Sol 1: Load file through bufferReader into InMemory Hash Set.

Problems Large files data may not fit in 1 machine and system can result into out of memory

Sol2: Use external sorting or Disk based hash table implementations, which can keep data in disk instead of RAM. In Java, you can use libraries such as MapDB, RocksDB, or LevelDB to achieve this.

import org.mapdb.DB;
import org.mapdb.DBMaker;
import org.mapdb.Serializer;
 
import java.util.concurrent.ConcurrentMap;
 
public class DiskBasedHashTableExample {
 
    public static void main(String[] args) {
 
 
        // Create or open a database stored in a file named "diskMap.db".
        DB db = DBMaker
                .fileDB("diskMap.db")
                .fileMmapEnable()  // Enables memory-mapped files for fast disk access.
                .transactionEnable() // Enable transactions if needed.
                .make();
 
        // Create or open a disk-based hash map named "myMap".
        ConcurrentMap<String, String> diskMap = db
                .hashMap("myMap", Serializer.STRING, Serializer.STRING)
                .createOrOpen();
		
		try (BufferedReader br = new BufferedReader(new FileReader(inputFile))) {
			String line; 
			while ((line = br.readLine()) != null) { 
 
				diskMap.put("key1", line);
 
			 } 
		}
 
        // Retrieve and print a value.
        System.out.println("key1: " + diskMap.get("key1"));
 
        // Update a value.
        diskMap.put("key1", "newValue1");
        System.out.println("Updated key1: " + diskMap.get("key1"));
 
        // Remove a key.
        diskMap.remove("key2");
        System.out.println("After removal, key2: " + diskMap.get("key2")); // Should print null.
 
        // Commit changes and close the database.
        db.commit();
        db.close();
    }
}
 

Adv: Easier to set up than a full distributed system like Flink, and works within a single application. Provides a familiar Map interface, similar to Java’s HashMap, with on-disk storage. Memory-mapped files can offer good performance without requiring all data in memory.

Disadvantage:

  1. processing will be slow compared to in memory hash tables.
  2. it may not scale to extremely large datasets or high-concurrency scenarios as efficiently as distributed systems. It runs in a single JVM, so you’re limited by the resources of that machine.
  3. You must handle eviction, duplicate removal, and possibly manual data flushing.
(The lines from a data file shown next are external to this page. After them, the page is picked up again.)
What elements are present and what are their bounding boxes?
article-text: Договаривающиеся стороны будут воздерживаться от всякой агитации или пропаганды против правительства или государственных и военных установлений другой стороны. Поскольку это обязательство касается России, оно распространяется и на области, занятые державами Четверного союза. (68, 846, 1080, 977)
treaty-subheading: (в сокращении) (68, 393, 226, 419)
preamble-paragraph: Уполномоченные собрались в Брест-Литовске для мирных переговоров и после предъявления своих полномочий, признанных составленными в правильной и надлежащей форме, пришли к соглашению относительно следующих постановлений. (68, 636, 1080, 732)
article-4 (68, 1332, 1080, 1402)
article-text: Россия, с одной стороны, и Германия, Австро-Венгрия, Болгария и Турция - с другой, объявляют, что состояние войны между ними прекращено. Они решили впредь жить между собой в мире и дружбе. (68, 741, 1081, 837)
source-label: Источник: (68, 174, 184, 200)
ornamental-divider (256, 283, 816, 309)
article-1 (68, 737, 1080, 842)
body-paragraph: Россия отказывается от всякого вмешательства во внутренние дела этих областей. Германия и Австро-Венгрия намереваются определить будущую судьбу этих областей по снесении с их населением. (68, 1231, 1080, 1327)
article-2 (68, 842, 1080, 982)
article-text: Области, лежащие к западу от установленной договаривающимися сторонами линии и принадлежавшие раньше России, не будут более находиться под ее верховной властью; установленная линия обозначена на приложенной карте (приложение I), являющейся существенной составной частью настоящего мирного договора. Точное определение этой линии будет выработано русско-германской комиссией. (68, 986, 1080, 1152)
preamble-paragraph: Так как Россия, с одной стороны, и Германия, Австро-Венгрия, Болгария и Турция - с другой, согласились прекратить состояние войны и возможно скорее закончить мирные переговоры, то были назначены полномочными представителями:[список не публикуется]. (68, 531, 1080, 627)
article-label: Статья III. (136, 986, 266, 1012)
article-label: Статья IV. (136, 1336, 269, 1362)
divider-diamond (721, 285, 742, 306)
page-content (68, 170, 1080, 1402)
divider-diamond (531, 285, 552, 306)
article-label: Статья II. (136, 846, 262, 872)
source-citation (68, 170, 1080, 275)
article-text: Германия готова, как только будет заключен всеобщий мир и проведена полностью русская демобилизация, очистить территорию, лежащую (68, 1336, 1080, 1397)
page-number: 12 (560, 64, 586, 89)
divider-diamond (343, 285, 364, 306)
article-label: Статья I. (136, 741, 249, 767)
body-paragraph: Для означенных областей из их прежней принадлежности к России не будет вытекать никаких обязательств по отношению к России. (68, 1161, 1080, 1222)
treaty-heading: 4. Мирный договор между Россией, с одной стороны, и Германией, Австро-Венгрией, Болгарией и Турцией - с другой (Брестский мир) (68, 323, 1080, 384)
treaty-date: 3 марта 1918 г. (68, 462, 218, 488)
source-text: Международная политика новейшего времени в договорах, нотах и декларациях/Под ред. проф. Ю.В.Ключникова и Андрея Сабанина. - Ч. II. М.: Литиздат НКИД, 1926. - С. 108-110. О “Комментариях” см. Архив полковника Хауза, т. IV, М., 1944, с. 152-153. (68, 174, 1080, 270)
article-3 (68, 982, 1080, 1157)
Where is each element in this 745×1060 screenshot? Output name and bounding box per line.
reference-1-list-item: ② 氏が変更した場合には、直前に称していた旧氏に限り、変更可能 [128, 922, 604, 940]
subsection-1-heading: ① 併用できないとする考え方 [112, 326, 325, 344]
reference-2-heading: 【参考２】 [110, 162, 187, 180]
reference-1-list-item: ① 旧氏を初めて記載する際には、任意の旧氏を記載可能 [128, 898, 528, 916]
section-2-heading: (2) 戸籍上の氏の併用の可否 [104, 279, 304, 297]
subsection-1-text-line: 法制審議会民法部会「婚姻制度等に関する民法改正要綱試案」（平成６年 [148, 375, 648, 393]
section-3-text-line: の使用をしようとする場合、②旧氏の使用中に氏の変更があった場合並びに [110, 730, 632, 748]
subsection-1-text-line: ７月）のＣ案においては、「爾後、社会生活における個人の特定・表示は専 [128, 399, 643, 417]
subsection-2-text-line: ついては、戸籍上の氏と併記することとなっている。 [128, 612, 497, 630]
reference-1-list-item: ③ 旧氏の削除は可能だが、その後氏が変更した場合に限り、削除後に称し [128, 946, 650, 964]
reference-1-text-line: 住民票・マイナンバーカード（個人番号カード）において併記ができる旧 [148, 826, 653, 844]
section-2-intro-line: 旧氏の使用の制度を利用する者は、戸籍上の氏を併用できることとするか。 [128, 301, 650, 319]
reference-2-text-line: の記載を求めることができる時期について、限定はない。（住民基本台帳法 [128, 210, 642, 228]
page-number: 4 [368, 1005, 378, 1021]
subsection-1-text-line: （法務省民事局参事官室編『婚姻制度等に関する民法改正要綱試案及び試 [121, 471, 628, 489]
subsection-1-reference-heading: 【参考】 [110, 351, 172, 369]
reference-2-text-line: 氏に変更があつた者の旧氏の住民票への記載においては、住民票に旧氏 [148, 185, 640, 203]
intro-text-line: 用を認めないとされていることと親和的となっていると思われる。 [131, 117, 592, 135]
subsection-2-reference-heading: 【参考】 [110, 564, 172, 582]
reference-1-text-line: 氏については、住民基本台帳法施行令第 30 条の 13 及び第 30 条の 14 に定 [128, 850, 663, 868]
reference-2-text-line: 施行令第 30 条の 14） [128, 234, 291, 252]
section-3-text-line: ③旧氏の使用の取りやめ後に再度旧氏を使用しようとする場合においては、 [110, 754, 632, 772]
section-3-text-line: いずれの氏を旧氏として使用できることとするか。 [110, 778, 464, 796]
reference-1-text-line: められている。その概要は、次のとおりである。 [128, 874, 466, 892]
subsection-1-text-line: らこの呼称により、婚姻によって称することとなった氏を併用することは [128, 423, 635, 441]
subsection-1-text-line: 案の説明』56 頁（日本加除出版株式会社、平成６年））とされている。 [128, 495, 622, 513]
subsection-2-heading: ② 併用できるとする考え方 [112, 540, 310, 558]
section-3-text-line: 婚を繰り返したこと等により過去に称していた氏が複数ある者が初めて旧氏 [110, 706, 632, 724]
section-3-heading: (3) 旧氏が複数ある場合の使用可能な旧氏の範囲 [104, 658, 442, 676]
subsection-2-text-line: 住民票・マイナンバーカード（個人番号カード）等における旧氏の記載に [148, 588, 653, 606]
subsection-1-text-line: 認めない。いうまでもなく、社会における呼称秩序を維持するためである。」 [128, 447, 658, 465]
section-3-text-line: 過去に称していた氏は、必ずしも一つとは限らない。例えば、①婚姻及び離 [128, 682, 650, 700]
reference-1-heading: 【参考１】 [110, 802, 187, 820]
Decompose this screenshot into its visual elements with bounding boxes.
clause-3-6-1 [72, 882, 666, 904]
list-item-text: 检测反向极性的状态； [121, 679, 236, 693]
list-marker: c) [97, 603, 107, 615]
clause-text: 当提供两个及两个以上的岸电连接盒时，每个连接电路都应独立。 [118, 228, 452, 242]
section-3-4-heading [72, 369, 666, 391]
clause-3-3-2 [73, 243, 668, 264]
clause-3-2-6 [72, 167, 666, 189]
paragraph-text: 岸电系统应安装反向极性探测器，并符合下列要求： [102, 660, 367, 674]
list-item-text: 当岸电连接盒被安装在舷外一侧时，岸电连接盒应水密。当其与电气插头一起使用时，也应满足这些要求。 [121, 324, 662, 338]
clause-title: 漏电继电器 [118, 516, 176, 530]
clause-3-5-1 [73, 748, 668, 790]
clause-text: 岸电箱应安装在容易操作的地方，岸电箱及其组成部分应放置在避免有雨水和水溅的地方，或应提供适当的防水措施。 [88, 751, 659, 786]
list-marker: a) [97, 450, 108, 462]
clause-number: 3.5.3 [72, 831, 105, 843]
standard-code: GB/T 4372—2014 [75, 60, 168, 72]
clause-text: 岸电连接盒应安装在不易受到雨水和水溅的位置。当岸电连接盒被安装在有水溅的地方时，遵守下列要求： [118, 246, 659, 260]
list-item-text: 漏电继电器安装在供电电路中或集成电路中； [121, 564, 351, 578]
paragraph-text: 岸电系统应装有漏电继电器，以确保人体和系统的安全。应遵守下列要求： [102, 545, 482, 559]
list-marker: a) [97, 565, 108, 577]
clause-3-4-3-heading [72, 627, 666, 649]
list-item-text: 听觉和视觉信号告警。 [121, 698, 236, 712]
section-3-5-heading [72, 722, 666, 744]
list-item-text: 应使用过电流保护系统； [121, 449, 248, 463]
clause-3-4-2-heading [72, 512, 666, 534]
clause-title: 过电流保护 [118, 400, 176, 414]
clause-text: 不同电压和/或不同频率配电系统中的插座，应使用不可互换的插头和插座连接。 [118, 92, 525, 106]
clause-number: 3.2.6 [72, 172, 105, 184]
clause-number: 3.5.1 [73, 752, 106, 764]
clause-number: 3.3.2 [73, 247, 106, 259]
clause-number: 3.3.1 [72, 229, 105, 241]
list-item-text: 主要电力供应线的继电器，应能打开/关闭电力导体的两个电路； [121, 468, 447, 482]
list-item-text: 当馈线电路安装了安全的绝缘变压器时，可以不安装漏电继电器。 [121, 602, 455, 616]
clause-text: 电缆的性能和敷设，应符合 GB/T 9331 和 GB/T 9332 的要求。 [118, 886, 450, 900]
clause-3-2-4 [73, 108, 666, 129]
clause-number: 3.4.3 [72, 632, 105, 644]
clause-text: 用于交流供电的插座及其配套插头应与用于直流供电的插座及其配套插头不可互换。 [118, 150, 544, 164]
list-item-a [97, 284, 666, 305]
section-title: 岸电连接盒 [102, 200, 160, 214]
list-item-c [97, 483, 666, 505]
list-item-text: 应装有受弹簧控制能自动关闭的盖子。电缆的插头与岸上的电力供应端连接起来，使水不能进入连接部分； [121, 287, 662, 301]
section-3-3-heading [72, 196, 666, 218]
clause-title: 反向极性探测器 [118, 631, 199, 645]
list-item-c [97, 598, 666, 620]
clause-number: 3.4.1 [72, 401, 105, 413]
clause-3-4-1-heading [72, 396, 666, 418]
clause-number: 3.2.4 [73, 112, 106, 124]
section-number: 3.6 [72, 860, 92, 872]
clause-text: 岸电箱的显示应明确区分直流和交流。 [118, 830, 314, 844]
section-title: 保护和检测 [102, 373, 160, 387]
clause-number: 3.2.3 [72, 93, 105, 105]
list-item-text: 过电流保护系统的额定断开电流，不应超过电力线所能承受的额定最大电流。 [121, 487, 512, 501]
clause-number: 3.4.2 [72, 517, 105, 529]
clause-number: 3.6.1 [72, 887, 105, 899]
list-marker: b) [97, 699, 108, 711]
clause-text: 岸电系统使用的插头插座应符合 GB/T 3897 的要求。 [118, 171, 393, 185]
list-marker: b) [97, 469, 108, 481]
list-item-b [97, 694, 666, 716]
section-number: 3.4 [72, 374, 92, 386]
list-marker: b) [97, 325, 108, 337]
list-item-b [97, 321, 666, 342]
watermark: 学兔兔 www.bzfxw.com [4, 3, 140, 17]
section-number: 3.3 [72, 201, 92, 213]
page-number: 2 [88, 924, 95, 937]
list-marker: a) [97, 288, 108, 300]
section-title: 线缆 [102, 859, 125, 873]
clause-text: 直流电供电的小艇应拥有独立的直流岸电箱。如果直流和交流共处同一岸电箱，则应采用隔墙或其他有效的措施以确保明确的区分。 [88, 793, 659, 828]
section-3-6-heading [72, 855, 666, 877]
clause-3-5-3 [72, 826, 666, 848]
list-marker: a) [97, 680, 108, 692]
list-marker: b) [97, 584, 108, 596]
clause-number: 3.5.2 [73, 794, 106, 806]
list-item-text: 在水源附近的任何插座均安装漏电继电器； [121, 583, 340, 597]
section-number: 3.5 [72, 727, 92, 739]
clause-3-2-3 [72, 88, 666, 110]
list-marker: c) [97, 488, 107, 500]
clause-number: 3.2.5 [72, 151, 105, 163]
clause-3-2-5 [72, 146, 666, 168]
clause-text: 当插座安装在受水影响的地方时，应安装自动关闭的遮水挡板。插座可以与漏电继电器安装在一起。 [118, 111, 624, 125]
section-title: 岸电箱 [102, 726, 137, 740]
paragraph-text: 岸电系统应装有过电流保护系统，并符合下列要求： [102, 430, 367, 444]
For Moderate Datasets with Limited Memory:
A disk-based hash map using MapDB is a good fit if you want to avoid memory limitations without the complexity of distributed processing. for applications that run on a single node but need disk-based storage.

Sol3 Use Embedded or external datastore with unique constraints to filter duplicates. Adv Easy to use

Dis: I/O Overhead Operational Complexity Managing connections, schema evolution, and transactions can add complexity. An embedded DB like SQLite works well for moderate datasets, but for larger-scale systems you might need a full-fledged external database, which can require additional infrastructure.

Sol4 Use cloud solutions like Apache spark or Apache flink which is build to process this kind of large files.

For Massive, Real-Time, Distributed Data:
Apache Flink is best if you need to process streaming data or handle huge datasets across multiple nodes.